Accurate activity measurements for 223Ra

Aim: 223Ra-dichloride is a calcium analogue that targets the hydroxyapatite in areas of increased bone turnover and has been shown to improve survival in patients with castration-resistant prostate cancer. It decays via 5 alpha emitting and 2 beta emitting radionuclides which delivers high linear energy transfer radiation, increasing the probability of cell kill whilst minimising the damage to healthy tissue. The widespread adoption of 223Ra necessitated the development and dissemination of traceable activity measurement standards to allow accurate patient administrations. The aim of this study was to generate calibration factors for accurate 223Ra activity measurements for a range of commercially available radionuclide calibrators. Materials and Methods: Two of NPL?s well-characterised secondary standard ionisation chambers (Fidelis and PA782) and two commercially available ionisation chamber systems (Capintec CRC-25R and an Atomlab-500) were used to determine the calibration factors required for accurate activity measurements. These instruments allow comparative measurements using devices commonly found in clinical sites. Standardised solutions of 223RaCl2 were measured in a range of clinically relevant geometries and volumes to determine dial settings or calibration factors along with correction factors for volume dependency. Results: Dial settings and calibrations factors for commonly used vials, syringes and ampoules at specific volumes are presented along with robust uncertainty estimates (dependent on the type of calibrator in use).

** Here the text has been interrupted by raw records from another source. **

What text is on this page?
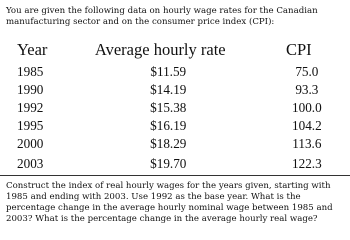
You are given the following data on hourly wage rates for the Canadian manufacturing sector and on the consumer price index (CPI):

Year	Average hourly rate	CPI
1985	$11.59	75.0
1990	$14.19	93.3
1992	$15.38	100.0
1995	$16.19	104.2
2000	$18.29	113.6
2003	$19.70	122.3

Construct the index of real hourly wages for the years given, starting with 1985 and ending with 2003. Use 1992 as the base year. What is the percentage change in the average hourly nominal wage between 1985 and 2003? What is the percentage change in the average hourly real wage?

The effect of volume in each geometry is also presented along with realistic correction factors that may be used in lieu of independent dial factors for each volume. Conclusion: Accurate measurements of 223Ra can be made in a clinical setting using commercially available detectors in a variety of geometries. This will ensure the correct prescribed activity is administered to patients and in turn will improve the accuracy of whole-body and tumour uptake and absorbed dose calculations.